The group began running a number of tests and fine-tuning mechanisms for shifting traffic should a data center drop from the network, Parikh reported.
In 2014, Parikh decided Project Storm was ready for a real-world test: During a normal working day, the team would take down an actual data center and see if they could organize the traffic shift easily.
Parikh recalls that other Facebook leaders didn’t think he would actually do it. “I was having coffee with a colleague just before the first drill. He said, ‘You’re not going to go through with it; you’ve done all the prep work, so you’re done, right?’ I told him, ‘There’s only one way to find out’” if it works.
That first takedown, which involved almost the entire engineering team and a lot of people from the rest of the company, turned out to be a little messy at least from the inside. However, users didn’t appear to notice. A chart tracking the traffic loads on various software systems was presented by Parikh —something that should have displayed smooth curves.
“This is an awful user experience when this happens and you don’t have a good control system,” he said in reference to the above image. “If you’re an engineer and you see a graph like this, three things come to mind. One: either you have bad data and you should go fix it; two: you’ve a control system that’s not working and you should go fix it; or three: you have no idea what you’re doing, and you probably should go fix that.”
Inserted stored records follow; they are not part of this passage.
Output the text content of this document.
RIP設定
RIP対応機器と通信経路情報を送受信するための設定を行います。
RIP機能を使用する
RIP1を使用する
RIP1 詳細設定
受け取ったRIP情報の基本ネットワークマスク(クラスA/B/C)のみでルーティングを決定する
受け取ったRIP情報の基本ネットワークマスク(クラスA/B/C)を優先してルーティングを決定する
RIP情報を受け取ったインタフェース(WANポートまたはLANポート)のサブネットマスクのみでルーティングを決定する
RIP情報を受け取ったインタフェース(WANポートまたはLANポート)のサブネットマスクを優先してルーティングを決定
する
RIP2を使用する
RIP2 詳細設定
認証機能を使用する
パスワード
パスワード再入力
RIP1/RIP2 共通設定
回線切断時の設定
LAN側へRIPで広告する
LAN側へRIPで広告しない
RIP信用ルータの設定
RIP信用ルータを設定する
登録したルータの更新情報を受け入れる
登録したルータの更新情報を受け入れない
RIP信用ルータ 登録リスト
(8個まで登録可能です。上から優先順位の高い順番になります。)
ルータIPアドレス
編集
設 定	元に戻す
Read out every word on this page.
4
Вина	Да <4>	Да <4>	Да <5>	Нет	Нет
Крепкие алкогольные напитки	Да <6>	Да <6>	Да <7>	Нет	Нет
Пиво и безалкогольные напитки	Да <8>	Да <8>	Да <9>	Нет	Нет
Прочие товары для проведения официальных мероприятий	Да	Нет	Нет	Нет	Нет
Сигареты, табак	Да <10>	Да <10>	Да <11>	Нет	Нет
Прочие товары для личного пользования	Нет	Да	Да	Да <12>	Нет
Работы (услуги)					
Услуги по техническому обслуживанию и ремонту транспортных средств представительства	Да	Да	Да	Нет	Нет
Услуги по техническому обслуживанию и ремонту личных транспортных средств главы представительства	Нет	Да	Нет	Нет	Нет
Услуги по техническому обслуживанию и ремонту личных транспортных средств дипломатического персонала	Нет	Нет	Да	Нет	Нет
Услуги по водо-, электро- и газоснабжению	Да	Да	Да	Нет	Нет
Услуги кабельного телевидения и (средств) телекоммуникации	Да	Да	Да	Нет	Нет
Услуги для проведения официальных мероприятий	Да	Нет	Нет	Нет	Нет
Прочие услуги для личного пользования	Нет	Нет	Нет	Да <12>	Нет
“This is what we got – much, much better,” Parikh said. “You can see drain on the left side and all that traffic is automatically absorbed, it kind of goes on the other services, the other capacity picks it up, you see there’s low variance here, it kind of looks pretty boring, it looks pretty nice. So we strive to make our graphs for our drill exercises to look like this graph.”
As of today, the live takedowns still continue, with the Project Storm team members coming up with sillier and wilder goals for just what to take offline, Parikh says. “You need to push yourself to an uncomfortable place to get better.”